A Cossack Bike–in St. Louis
When going for a hike this afternoon outside St. Louis, in the parking lot I pulled in next to a guy driving a Ural motorcycle, complete with sidecar. It looked pretty old school, and I asked the owner when was it made. He said “1999.” I said “looks more like 1949.” To which he replied: “Well, it’s based on a 1939 BMW design.” Apparently the Soviets bought some German bikes in Sweden, smuggled them into the USSR, and reverse engineered them. (La plus ca change.) They were originally built in Moscow and Leningrad, but the factories were moved to Gorky in the Urals to escape the Germans in 1941. All in all, this bike is a microcosm of the history of Soviet/Russian manufacturing; industrial espionage combined with the endurance of obsolete designs.
The subject of the Urals brings to mind another encounter, earlier this week in Houston. (No grass grows under my feet.)
I met with a Russian guy I’ve known slightly for years.
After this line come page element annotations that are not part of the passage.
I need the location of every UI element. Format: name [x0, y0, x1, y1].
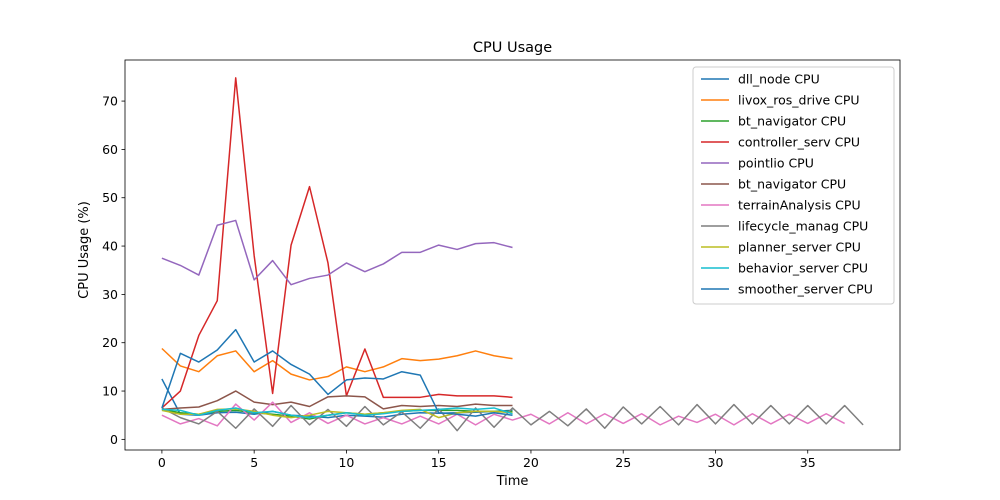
legend: dll_node CPU livox_ros_drive CPU bt_naviga…: [692, 66, 895, 305]
series-line-2: [161, 347, 513, 381]
x-tick-label: 35: [800, 455, 816, 470]
legend-label: bt_navigator CPU: [738, 177, 846, 192]
legend-label: behavior_server CPU: [738, 261, 868, 276]
y-tick-label: 50: [102, 190, 118, 205]
legend-label: dll_node CPU: [738, 72, 820, 87]
legend-label: pointlio CPU: [738, 156, 814, 171]
x-tick-label: 10: [338, 455, 354, 470]
x-tick-label: 30: [708, 455, 724, 470]
y-tick-label: 20: [102, 335, 118, 350]
x-tick-label: 15: [431, 455, 447, 470]
x-tick-label: 5: [250, 455, 258, 470]
series-line-4: [161, 77, 513, 409]
series-line-8: [161, 403, 864, 432]
x-tick-label: 0: [158, 455, 166, 470]
y-tick-label: 30: [102, 287, 118, 302]
y-tick-label: 70: [102, 94, 118, 109]
series-line-11: [161, 328, 513, 417]
chart-title: CPU Usage: [473, 40, 552, 56]
plot-lines: [161, 77, 864, 432]
legend-label: controller_serv CPU: [738, 135, 860, 150]
y-tick-label: 40: [102, 239, 118, 254]
legend-label: smoother_server CPU: [738, 282, 873, 297]
series-line-10: [161, 407, 513, 419]
legend-label: lifecycle_manag CPU: [738, 219, 868, 234]
legend-box: [692, 66, 895, 305]
x-tick-label: 20: [523, 455, 539, 470]
x-axis-label: Time: [496, 474, 529, 489]
y-axis-label: CPU Usage (%): [77, 201, 92, 299]
legend-label: terrainAnalysis CPU: [738, 198, 861, 213]
axes: 0 5 10 15 20 25 30 35 0 10 20 30 40 50 60 70: [102, 59, 901, 470]
x-tick-label: 25: [615, 455, 631, 470]
legend-label: bt_navigator CPU: [738, 114, 846, 129]
plot-frame: [124, 59, 901, 451]
legend-label: planner_server CPU: [738, 240, 861, 255]
series-line-6: [161, 390, 513, 411]
y-tick-label: 0: [110, 432, 118, 447]
y-tick-label: 10: [102, 384, 118, 399]
y-tick-label: 60: [102, 142, 118, 157]
legend-label: livox_ros_drive CPU: [738, 93, 860, 108]
series-line-5: [161, 219, 513, 286]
He is a mathematician by training who has a pretty big job in a big bank’s commodity trading business. Anyways, being interested in all things Russian, I asked him where he is from originally. He said: “Siberia.” I asked where in Siberia. He said: “oh, a city you’ve probably never heard of, Yekaterinburg.” I laughed and said I know a good deal about it, because I have a very dear friend from there, and know someone else who had spent a lot of time there while she was adopting her children. He was quite surprised. He told me of how his family–originally from Moscow–came to (then) Sverdlovsk His dad was a ballistics engineer, and he was sent to help build one of the secret military factories in the Uralmash complex. (Uralmash being famous today primarily as the home of the eponymous, and infamous, Russian mafia organization.) He said that they lived in crude barracks during the construction. Most of the laborers had been brought (against their will) from the countryside, and many brought some of their animals with them. He said that for a kid it was wonderful to be around farm animals, but that his mother, a “refined Moscow woman” was understandably distressed.
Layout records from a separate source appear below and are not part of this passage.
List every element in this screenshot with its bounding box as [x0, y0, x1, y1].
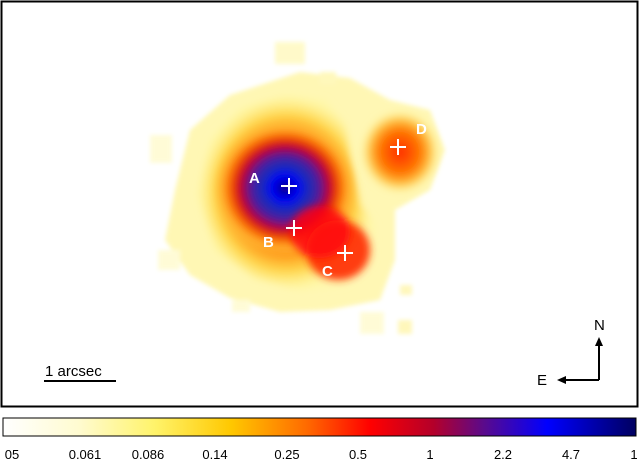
colorbar-tick-label: 0.5 [349, 447, 367, 462]
colorbar-tick-label: 0.25 [274, 447, 299, 462]
colorbar-tick-label: 05 [5, 447, 19, 462]
colorbar-tick-label: 1 [426, 447, 433, 462]
marker-a [281, 178, 297, 194]
label-d: D [416, 121, 427, 138]
east-arrow-icon [557, 376, 566, 384]
colorbar-tick-label: 0.086 [132, 447, 165, 462]
colorbar-tick-label: 1 [630, 447, 637, 462]
label-a: A [249, 170, 260, 187]
marker-b [286, 220, 302, 236]
marker-d [390, 139, 406, 155]
compass: N E [537, 317, 605, 389]
scale-bar: 1 arcsec [44, 363, 116, 382]
colorbar-tick-label: 0.061 [69, 447, 102, 462]
compass-east-label: E [537, 372, 547, 389]
label-b: B [263, 234, 274, 251]
north-arrow-icon [595, 337, 603, 346]
c-emission [290, 206, 370, 280]
compass-north-label: N [594, 317, 605, 334]
scale-bar-label: 1 arcsec [45, 363, 102, 380]
label-c: C [322, 263, 333, 280]
d-emission [362, 112, 438, 192]
colorbar [2, 417, 637, 437]
colorbar-tick-label: 0.14 [202, 447, 227, 462]
colorbar-tick-label: 2.2 [494, 447, 512, 462]
colorbar-ticks: 05 0.061 0.086 0.14 0.25 0.5 1 2.2 4.7 1 [5, 447, 638, 462]
image-markers [281, 139, 406, 261]
marker-c [337, 245, 353, 261]
colorbar-tick-label: 4.7 [562, 447, 580, 462]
His memories of Yekaterinburg/Sverdlovsk from Soviet times are somewhat harrowing. He said that “Yekaterinburg suffered every disaster that was visited on the Soviet Union, from the murder of the Czar, to nuclear accidents (with leukemia being the leading cause of death in my era), to the anthrax release, and so on.” He says he reflexively wears a hat in the rain to this day because he had to do that growing up because of the presence of nuclear and toxic fallout in the rain when he was growing up.
Two vignettes of Russia, in the middle of the ???.